For the several decades following publication of Saussure's book, his findings about the atmospheric source of plant carbon and the soil source for plant mineral nutrients were largely neglected, and little progress was made in further unraveling the chemical processes within plants. Then, Saussure's findings were re-discovered and revived by the eminent German chemist Justus von Liebig. In addition, field research by French agricultural chemist Jean-Baptiste Boussingault substantiated Saussure's conclusions on the importance of mineral nutrients that plants take up from the soil. Saussure's findings have had a significant impact on many disciplines, including chemistry, agriculture, agronomy, soil science, plant physiology, and plant nutrition. He is considered one of the pioneers of modern agriculture.
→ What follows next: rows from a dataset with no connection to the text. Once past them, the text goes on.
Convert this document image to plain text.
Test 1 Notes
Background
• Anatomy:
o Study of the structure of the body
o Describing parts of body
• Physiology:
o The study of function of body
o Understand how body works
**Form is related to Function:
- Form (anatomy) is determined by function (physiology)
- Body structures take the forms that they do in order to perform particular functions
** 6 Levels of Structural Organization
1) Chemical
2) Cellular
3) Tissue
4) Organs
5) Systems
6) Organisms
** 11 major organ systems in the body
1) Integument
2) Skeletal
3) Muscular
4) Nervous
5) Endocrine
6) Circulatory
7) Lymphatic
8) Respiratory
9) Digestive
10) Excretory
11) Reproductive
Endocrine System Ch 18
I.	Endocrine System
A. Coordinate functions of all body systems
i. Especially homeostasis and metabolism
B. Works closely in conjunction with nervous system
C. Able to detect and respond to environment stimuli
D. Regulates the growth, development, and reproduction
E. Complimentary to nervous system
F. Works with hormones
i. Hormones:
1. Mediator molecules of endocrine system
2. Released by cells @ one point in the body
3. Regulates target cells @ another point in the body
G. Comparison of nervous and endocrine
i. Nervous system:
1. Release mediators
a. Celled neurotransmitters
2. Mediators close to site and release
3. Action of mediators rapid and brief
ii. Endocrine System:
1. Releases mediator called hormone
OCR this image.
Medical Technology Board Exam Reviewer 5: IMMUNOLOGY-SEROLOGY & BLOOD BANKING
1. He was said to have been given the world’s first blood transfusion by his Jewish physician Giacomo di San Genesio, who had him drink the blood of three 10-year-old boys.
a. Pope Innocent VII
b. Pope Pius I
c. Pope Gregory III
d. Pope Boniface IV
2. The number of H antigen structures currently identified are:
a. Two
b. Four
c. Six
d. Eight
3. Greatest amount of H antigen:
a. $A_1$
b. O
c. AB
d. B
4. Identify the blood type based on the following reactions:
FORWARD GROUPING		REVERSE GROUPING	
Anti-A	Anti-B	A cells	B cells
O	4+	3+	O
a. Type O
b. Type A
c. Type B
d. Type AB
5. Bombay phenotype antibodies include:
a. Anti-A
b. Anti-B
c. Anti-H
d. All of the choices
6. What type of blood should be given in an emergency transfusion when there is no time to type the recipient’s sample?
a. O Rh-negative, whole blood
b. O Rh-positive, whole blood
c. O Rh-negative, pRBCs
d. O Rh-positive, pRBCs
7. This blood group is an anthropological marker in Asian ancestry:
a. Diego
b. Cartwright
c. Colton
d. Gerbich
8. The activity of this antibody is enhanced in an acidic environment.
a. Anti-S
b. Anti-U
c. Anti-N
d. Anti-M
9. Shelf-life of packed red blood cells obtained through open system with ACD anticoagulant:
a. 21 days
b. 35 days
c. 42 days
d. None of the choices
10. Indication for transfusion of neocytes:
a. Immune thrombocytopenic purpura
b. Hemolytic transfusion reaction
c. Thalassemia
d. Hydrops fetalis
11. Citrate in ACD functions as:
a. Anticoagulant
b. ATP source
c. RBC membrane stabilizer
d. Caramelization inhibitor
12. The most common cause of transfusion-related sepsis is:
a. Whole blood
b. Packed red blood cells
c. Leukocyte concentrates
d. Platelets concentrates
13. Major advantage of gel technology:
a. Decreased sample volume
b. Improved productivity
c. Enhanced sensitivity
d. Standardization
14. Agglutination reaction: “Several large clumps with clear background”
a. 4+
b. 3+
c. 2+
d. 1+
In addition to his studies in plant physiology, Nicolas-Théodore made important advances in the analysis of organic substances. He determined the composition of alcohol and ether, and studied fermentation, the conversion of starches into sugars, and many other biochemical processes. In 1815 he was one of the founding members of Société Helvétique des Sciences Naturelles (Swiss Academy of Natural Sciences).

==Honours==

- 1808 Correspondent of the First Class of the French Institute.
- 1812 Member of the Royal Institute of the Netherlands.
- 1820 Fellow of the Royal Society of London
- 1820 Member of the Bavarian Academy of Sciences and Humanities.
- 1830 Foreign member of the Institute of Bologna.
- 1837 Plant genera Saussurea and Saussuria are named after him.
- 1842 Elected president of the Congrés Scientifique de Lyons.

==Works==
- Recherches chimiques sur la Végétation. Chez laV.e Nyon, Paris. (Reprinted in facsimile: 1957, Gauthier-Villars, Paris; and 2010, Nabu Press)
  - Three translations of Recherches chimiques sur la Végétation:
    - First German translation: Theodor von Saussure's chemische Untersuchungen über die Vegetation with commentary, by F.S. Voigt. Reclam, Leipzig 1805.
    - Second German translation: Chemische Untersuchungen über die Vegetation . Vols. 1&2. Engelmann, Leipzig 1890 Digital edition by the University and State Library Düsseldorf
    - English translation: Chemical Research on Plant Growth: A translation of Théodore de Saussure's Recherches chimiques sur la Végétation by Jane F. Hill, Springer Science+Business Media, New York, 2013. ISBN 978-1-4614-4136-6.